True to his word, Ena's dad did her hair just fine with the one ribbon. He'd said it was a little too short for a ponytail and instead braided a small lock on the side, tying it off with the ribbon. When Ena first saw it in the mirror, she twirled the plait between her fingers, shook her head around and watched it sway proudly.
And it was one thing that she thought it was pretty, but Mizuki liking it too just made it all that much better.
“Thanks,” she returns with a smile, plopping down against a particularly large tree root. “My dad did it. He's an artist, you know.”
“Of course I know! Ena talks about him all the time.”
“Well, duh. My dad is the best painter in the world. He helped me make your ring, too.”
Just as she did yesterday, Mizuki lights up like a Christmas tree at the mention of accessories. “Can I see, can I see, can I see?” For good measure, she shakes Ena by the shoulders, the girl's head wobbling back and forth loosely as she does.
“Wha—okay! Jeez!” Ena replies, shoving her friend back lightly with a chuckle. “But you gotta show me yours, too.”
With a horribly uncoordinated countdown from three, they reveal to each other what they'd made.
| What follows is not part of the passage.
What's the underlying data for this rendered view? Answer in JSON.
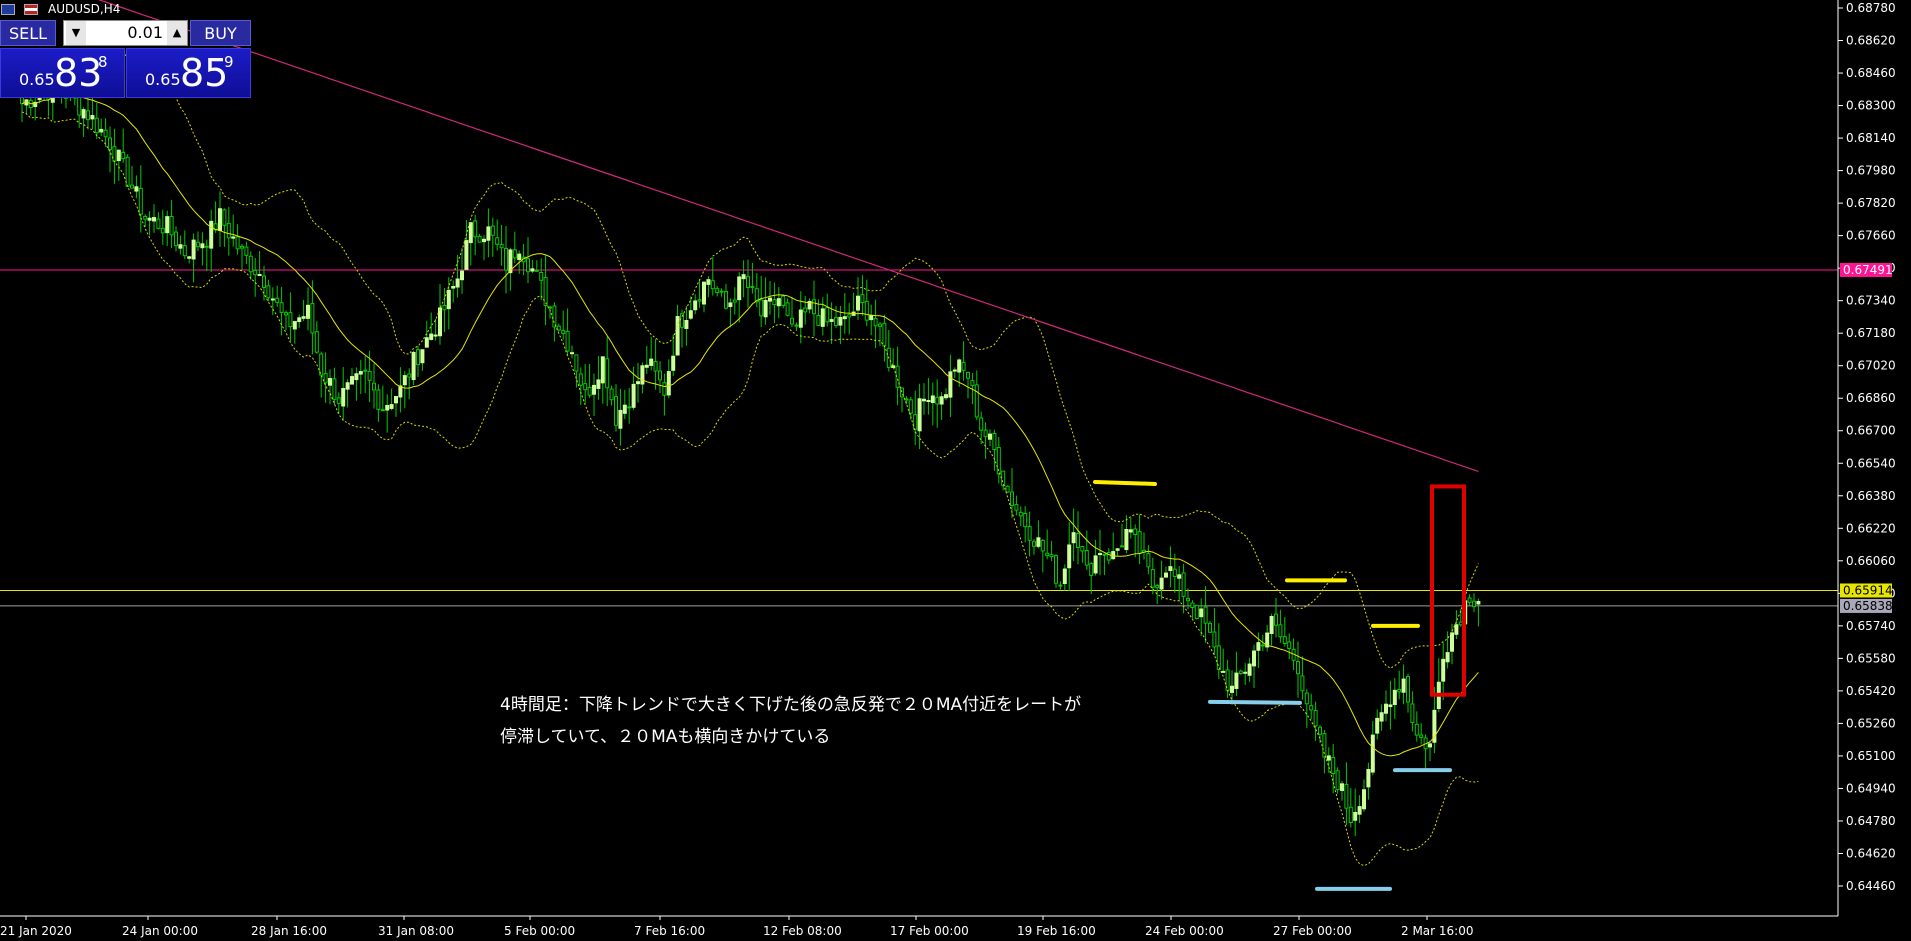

Mizuki squeaks and squeals, just as she'd honestly expected, but Ena is enraptured by what the other girl holds in her palm. In the middle of the band is a flower cut from fabric—long, U-shaped petals which alternate between white and pink. Ena doesn't know much about flowers, but she recognizes this one by its shape.
“A daisy,” she says, not a question, but a statement.
“Yeah!” Mizuki nods, ecstatic. “Yuuki said that pink daisies mean love. And I forget what the white ones mean ‘cause it was something boring, but I think it looks good with the pink anyway!”
In the few seconds Ena takes to process this, Mizuki has already become restless. When Ena peers back up at her, she's holding her breath and bouncing a leg as if she might combust.
“You wanna put yours on, don't you?”
“Yes please!”
“Okay. Let's go find Akito,” Ena decides, dusting off her knees as she stands. “He needs to be the guy that says, ‘You may now kiss the bride.’”
“Are we gonna kiss?” Mizuki asks as Ena pulls her up by the hands. They start walking.
“If you want. I'm pretty sure it's the whole point of getting married.”
“Hm. That makes sense.”
As they trek across the field, one of Ena's hands grasps onto Mizuki's, guiding her around. In her other hand is a promise, one that is as light now as they are young. Her thumb fiddles with the ring's bow and her eyes catch onto Mizuki, whose focus darts about in search of Akito. And she's just as pretty as always—pretty as the skyline or the smell of the street when it rains. Pretty as the ribbon in her hand.
Mizuki is taking the lead now. Ena's not sure where she's being pulled, but her hands hold on a little more gently.